La coqueta con estilo: una artista de las emociones
Te ha pasado que una joven desconocida te observa con picardía, luego sonríe ligeramente, cambia de dirección la mirada, y luego te observa con interés? ¿Será que quiere llamar tu atención o simplemente está soñando despierta? Entonces, entra al inquietante y emocionante mundo donde el arte del flirteo no siempre es lo que parece. En ocasiones tiene sentido, y otras es un enigma, y en otras... solo fue martes. ¿Coquetonas? ¿Las mujeres? ¡Qué va! Bueno, tal vez un poco... Ese gesto sutil, esa sonrisa por algo que ni tú entendiste, o ese “¡ay, qué gracioso eres!” que parece de una comedia venezolana, tiene su propio lenguaje. Ellas, muchas veces, manejan su magnetismo como expertas que solo ellas conocen.
No siempre hay cálculo detrás. Algunas chicas son genuinamente simpáticas. No intentan manipular emociones como si fueran cazadoras de atención; simplemente están siendo ellas mismas. ¿Acaso hay algo negativo en ello? Nada. De hecho, si el mundo tuviera más sonrisas coquetas y menos dramas innecesarios, viviríamos mejor, ¿no crees?
Pero claro, también hay quienes, sin intención alguna, te dejan con una duda existencial. “¿Esto fue un ‘hay algo entre nosotros’ o un ‘te pareces a mi primo chistoso’?” No es fácil saberlo. Pero ahí está el diversión: lo presencia deslumbrante divertido de interpretar esos mensajes sutiles. El eterno dilema del hombre ante el coqueteo. Un vistazo inesperado. Un giro de cabello. Ese “¡ay no, qué tonto eres!” acompañado de un golpecito juguetón. ¡Boom! Ya estás buscando en Internet señales claras como si Google tuviera la respuesta.
Seamos realistas: no siguen reglas ajenas. Una cadencia única. Tal vez te estén enviando indirectas sin darse cuenta. Y tú ahí, como si fueras Sherlock Holmes sentimental, intentando resolver un enigma sin instrucciones. Algunas mujeres coquetean sin buscar nada más. Son encantadoras por naturaleza, luz propia. Su coquetería no busca nada más que buena onda. Es como brindar calidez sin segundas intenciones. ¿Podría verse como un arma? No. ¿Es un don? Probablemente. Y claro, no faltan las tácticas expertas. Sí, aquellas que bailan con el deseo ajeno como si fuera un arte milenario. Manejan tonos, gestos y silencios como quien dirige una obra sin libreto. Y tú ahí, sintiéndote Chopin con dos dedos, completamente fuera de tono.

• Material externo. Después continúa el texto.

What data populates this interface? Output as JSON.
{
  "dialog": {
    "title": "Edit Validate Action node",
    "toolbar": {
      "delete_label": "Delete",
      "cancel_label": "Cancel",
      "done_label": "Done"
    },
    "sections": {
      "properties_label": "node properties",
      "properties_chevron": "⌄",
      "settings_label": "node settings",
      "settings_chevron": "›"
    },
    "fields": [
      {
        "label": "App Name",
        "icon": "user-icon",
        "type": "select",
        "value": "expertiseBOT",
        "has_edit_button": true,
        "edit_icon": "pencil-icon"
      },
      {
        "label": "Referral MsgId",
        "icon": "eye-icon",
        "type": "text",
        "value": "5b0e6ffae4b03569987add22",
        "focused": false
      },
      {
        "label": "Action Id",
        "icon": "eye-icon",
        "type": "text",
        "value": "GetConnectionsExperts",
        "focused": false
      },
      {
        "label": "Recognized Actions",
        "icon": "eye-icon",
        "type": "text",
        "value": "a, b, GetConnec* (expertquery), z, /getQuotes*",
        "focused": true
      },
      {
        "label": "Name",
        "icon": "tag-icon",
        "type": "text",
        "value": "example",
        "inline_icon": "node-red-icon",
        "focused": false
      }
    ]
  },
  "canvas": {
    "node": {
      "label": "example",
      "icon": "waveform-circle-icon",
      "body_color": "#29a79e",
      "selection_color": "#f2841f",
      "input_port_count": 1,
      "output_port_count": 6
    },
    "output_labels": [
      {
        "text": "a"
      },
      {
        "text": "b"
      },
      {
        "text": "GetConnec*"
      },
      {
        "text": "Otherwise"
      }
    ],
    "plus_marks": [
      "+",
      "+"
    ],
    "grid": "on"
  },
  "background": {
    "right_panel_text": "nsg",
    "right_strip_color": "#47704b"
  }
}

¿Cómo manejamos esto? ¿De qué forma evitamos perdernos en este enredo emocional? Bueno, lo primero es tomarlo con calma y gracia. No hay que dramatizar todo. Coquetear no significa compromiso ni promesas escritas en piedra. A veces es una chispa entre dos almas que se cruzan, entre desconocidos que se conectan y luego siguen su camino. El arte del coqueteo también refleja algo interno. Lo curioso del tema es que en muchas ocasiones las chicas coquetas no lo hacen para conquistarte. Lo hacen por ellas mismas. Para sentirse vivas, atractivas, en sintonía con su ser. Es como bailar: no siempre se baila para alguien más. En algunos casos, ese juego funciona como proyección interna. Un espejo donde se refleja su estado de ánimo, su confianza, su estado interior. Y tú, accidentalmente, eres el receptor. Y agradecido estás. Porque ¿quién no sonríe ante una chispa de coqueteo en un día nublado?